Recent evidence indicated higher incidence of cognitive deficits in ABO blood-type system ‘AB’ individuals. Since this statistical difference might originate from the lack of protective effects exerted by ‘O’ alleles on the brain via vascular or non-vascular routes, this study investigated volumetric differences in grey matter between ‘O’ and non-‘O’ adults to explore the possibility of a structural endophenotype visible in ‘O’ adults without cognitive impairment or neurodegeneration.

A large sample of cognitively healthy adults who had previously undergone structural MRI for research purposes were contacted telephonically and enquired about their ABO blood type. Out of the 189 individuals who were able to retrieve and communicate this information, ‘O’ (n = 76) and ‘A’ adults (n = 65) were included in Model 1. In Model 2, all non-‘O’ (n = 113) were instead collapsed in a single group. Voxel-Based Morphometry analyses were carried out on three-dimensional T1-weighted scans, and between-sample t tests were run to compare the maps of grey-matter volumes of the subgroups of interest, controlling for major nuisance variables.

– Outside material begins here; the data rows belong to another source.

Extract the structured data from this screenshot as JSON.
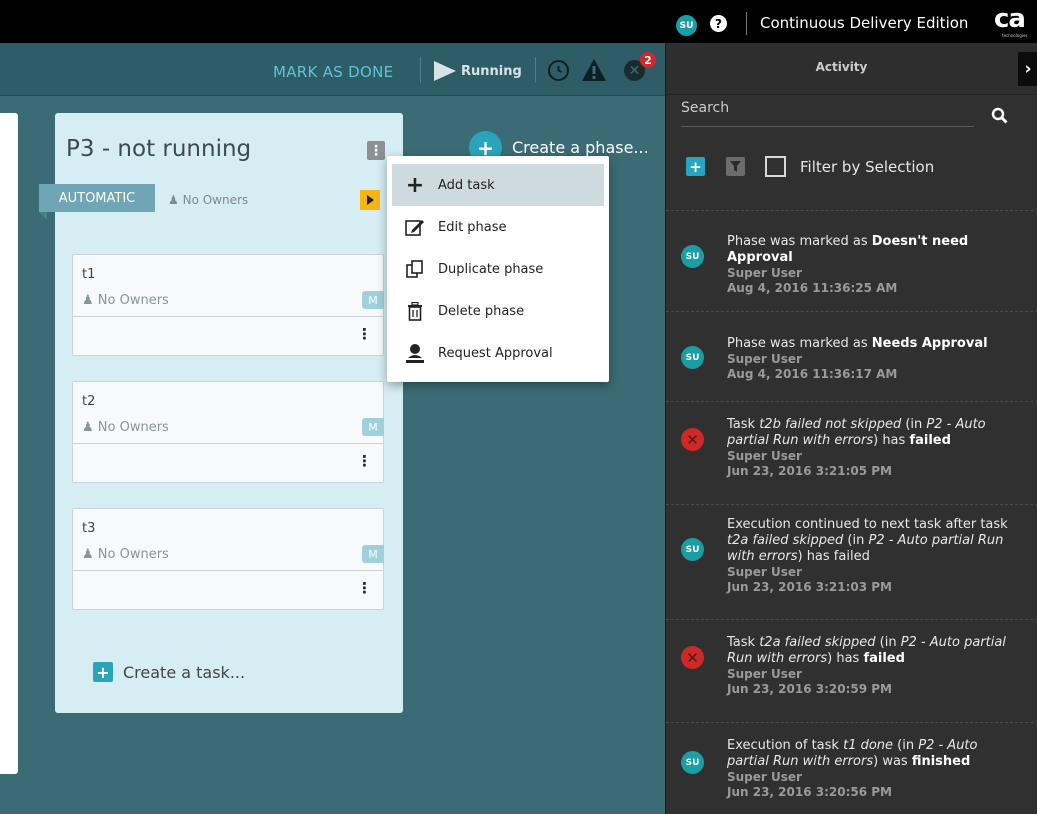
{
  "topbar": {
    "user_initials": "SU",
    "help_icon": "?",
    "edition": "Continuous Delivery Edition",
    "logo_main": "ca",
    "logo_sub": "technologies"
  },
  "toolbar": {
    "mark_done": "MARK AS DONE",
    "status": "Running",
    "error_count": "2"
  },
  "phase": {
    "title": "P3 - not running",
    "menu_icon": "⋮",
    "type_tag": "AUTOMATIC",
    "owners": "No Owners",
    "tasks": [
      {
        "name": "t1",
        "owners": "No Owners",
        "badge": "M",
        "menu": "⋮"
      },
      {
        "name": "t2",
        "owners": "No Owners",
        "badge": "M",
        "menu": "⋮"
      },
      {
        "name": "t3",
        "owners": "No Owners",
        "badge": "M",
        "menu": "⋮"
      }
    ],
    "create_task": "Create a task..."
  },
  "create_phase": "Create a phase...",
  "phase_menu": {
    "items": [
      {
        "label": "Add task",
        "icon": "plus-icon",
        "active": true
      },
      {
        "label": "Edit phase",
        "icon": "edit-icon"
      },
      {
        "label": "Duplicate phase",
        "icon": "duplicate-icon"
      },
      {
        "label": "Delete phase",
        "icon": "trash-icon"
      },
      {
        "label": "Request Approval",
        "icon": "user-stamp-icon"
      }
    ]
  },
  "activity": {
    "title": "Activity",
    "search_placeholder": "Search",
    "filter_label": "Filter by Selection",
    "entries": [
      {
        "kind": "su",
        "user": "Super User",
        "time": "Aug 4, 2016 11:36:25 AM"
      },
      {
        "kind": "su",
        "user": "Super User",
        "time": "Aug 4, 2016 11:36:17 AM"
      },
      {
        "kind": "error",
        "user": "Super User",
        "time": "Jun 23, 2016 3:21:05 PM"
      },
      {
        "kind": "su",
        "user": "Super User",
        "time": "Jun 23, 2016 3:21:03 PM"
      },
      {
        "kind": "error",
        "user": "Super User",
        "time": "Jun 23, 2016 3:20:59 PM"
      },
      {
        "kind": "su",
        "user": "Super User",
        "time": "Jun 23, 2016 3:20:56 PM"
      }
    ],
    "messages": {
      "e0": {
        "a": "Phase  was marked as ",
        "b": "Doesn't need Approval"
      },
      "e1": {
        "a": "Phase  was marked as ",
        "b": "Needs Approval"
      },
      "e2": {
        "a": "Task ",
        "i1": "t2b failed not skipped",
        "c": " (in ",
        "i2": "P2 - Auto partial Run with errors",
        "d": ") has ",
        "b": "failed"
      },
      "e3": {
        "a": "Execution continued to next task after task ",
        "i1": "t2a failed skipped",
        "c": " (in ",
        "i2": "P2 - Auto partial Run with errors",
        "d": ") has failed"
      },
      "e4": {
        "a": "Task ",
        "i1": "t2a failed skipped",
        "c": " (in ",
        "i2": "P2 - Auto partial Run with errors",
        "d": ") has ",
        "b": "failed"
      },
      "e5": {
        "a": "Execution of task ",
        "i1": "t1 done",
        "c": " (in ",
        "i2": "P2 - Auto partial Run with errors",
        "d": ") was ",
        "b": "finished"
      }
    }
  }
}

In Model 1, ‘O’ adults had larger grey-matter volumes in two symmetrical clusters within the posterior ventral portion of the cerebellum. This was confirmed in Model 2. Additionally, non-‘O’ adults showed lower volume values in temporal and limbic regions, including the left hippocampus.

The cerebellar clusters were located in regions previously found to be part of a network responsible for sensorimotor integration. It is speculated that the structural reductions seen in non-‘O’ adults might result in a susceptibility to down-regulation of this network. This occurrence is likely to intensify along the ageing process and may contribute to foster cognitive decline. Although Model 2 seems to suggest that having a ‘O’ blood type might play a role in protection against those conditions in which temporal and mediotemporal volumetric loss is observed (Alzheimer’s disease), additional supporting evidence is needed.

A number of potential biological processes might sustain these between-group differences, including sensorimotor ontogenesis, hormonal function, and a regional impact of cerebral amyloid angiopathy. These findings identify the cerebellar tissue as a candidate for further studying ABO function, and support a general association between ABO blood type and variance in the development of the nervous system.

The study was published in the journal The Brain Research Bulletin in July 2015.